Eine andere Soap: Die gekauften Links auf Blogs: Google prüft nun nach Berichten u.a. von Meedia Maßnahmen, da dies als Verstoß gegen die Richtlinien gewertet werde. Spannende Frage: Ob die beteiligten Unternehmen da vielleicht mit einer „Geldstrafe“ herauskommen (um mal mein Horrorszenario aufzuzeichnen) oder tatsächlich deren Google-PageRank heruntergestuft wird bleibt abzuwarten.

Auch bei My_, formerly known as Myspace, geht die Geschichte weiter, laut Internetworld soll bis Juni eine Entscheidung über Verkauf, Einstieg eines neuen Investors oder Restrukturierung fallen. Scheinbar hat auch der letzte Rettungsanker namens Relaunch nichts gebracht, kein Wunder, hörte man doch mehr Beschwerden als Zustimmung…

Über den aktuellen Stand in Ägypten möchte ich hier nicht berichten, zu viel passiert dort. Aber: Es gibt wieder Internet (vlg. Heise).  Wer wissen will, wie so ein komplettes Abschalten funtioniert: Die FAZ erklärt es. Wer wiederum wissen will, wie Entwickler auf Facebook gegen das tunesische Regime, das systematisch Passwörter ausspionierte und Inhalte manipulierte, vorging, liest den Artikel von Sascha Lobo. (Kleine Frage an die Bayerische Staatskanzlei: Ein Artikel eines Bloggers beim Spiegel – zählt das noch als Tagebucheintrag oder ist das schon Journalismus?)

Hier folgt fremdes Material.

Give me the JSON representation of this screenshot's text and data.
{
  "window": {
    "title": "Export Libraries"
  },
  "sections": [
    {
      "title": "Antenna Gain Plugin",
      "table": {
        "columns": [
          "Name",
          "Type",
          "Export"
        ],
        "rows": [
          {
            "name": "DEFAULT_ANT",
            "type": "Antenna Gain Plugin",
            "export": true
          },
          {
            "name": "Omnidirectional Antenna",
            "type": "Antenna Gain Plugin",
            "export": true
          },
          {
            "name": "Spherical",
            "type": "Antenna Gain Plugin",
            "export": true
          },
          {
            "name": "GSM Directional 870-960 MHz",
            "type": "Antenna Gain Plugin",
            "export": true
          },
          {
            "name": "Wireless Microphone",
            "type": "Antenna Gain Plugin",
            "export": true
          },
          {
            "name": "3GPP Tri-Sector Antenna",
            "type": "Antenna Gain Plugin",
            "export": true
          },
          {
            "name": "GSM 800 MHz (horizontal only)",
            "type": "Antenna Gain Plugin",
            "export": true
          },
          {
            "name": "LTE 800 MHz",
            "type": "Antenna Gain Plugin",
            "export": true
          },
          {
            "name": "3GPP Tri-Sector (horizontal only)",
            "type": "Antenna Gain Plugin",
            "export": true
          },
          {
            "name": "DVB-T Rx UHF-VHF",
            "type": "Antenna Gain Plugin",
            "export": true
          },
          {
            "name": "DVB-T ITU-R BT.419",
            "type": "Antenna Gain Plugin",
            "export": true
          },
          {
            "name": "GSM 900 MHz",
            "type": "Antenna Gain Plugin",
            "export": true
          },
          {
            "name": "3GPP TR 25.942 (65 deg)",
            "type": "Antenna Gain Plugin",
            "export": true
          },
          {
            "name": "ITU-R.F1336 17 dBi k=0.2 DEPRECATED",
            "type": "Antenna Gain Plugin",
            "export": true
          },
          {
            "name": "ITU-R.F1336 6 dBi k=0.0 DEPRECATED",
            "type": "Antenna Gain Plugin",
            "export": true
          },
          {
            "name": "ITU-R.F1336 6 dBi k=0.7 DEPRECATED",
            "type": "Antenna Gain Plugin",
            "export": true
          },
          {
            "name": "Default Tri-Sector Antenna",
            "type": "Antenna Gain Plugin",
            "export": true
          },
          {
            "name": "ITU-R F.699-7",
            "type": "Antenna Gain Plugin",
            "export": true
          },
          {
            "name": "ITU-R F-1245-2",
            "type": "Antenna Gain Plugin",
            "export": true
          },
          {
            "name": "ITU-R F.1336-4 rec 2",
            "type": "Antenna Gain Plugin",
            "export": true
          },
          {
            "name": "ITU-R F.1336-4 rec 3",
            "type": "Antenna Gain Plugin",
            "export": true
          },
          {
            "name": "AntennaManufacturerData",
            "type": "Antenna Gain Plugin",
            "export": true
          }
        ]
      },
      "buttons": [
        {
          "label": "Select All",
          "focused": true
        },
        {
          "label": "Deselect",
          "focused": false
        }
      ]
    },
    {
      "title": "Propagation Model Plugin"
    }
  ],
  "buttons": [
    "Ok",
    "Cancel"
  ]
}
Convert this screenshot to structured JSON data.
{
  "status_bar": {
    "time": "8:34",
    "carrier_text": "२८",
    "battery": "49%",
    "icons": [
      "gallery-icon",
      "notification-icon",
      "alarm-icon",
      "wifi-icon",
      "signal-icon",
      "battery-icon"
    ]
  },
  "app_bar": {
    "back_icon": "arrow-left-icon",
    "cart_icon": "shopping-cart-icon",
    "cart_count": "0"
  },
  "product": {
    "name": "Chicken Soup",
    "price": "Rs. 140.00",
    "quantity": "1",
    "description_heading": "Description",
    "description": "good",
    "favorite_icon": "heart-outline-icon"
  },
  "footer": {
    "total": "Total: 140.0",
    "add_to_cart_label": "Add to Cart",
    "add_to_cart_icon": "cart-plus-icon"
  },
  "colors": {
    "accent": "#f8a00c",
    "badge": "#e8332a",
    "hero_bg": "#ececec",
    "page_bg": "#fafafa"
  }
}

Wer neugierig auf das neue Portal Qura.com ist: Im Blog ITler.net steht, wie man sich ohne Einladung direkt anmelden kann. (Danke an Alex für den Hinweis!)

Politiker sind weit weniger Social Media affin, als man sich wünschen würde. Laut einer Studie der Technischen Universität Ilmenau ist die direkte Ansprache der Abgeorneten an ihre Wähler eher die Ausnahme. Die Abgeordneten von 3 Landtagen (Schnitt: 8% Mitglied bei Facebook) und des Bundestages (immerhin 23%) wurden dabei untersucht. Wobei eine Seite dort zu haben noch nicht heißt, dass man diese auch zur Kommunikation nutzt: 36% der Seiten wurden in den letzten 250 Tagen nicht aktualisiert, 11% gar nie benutzt. Und nur 22% reagieren auf Beiträge von Besuchern.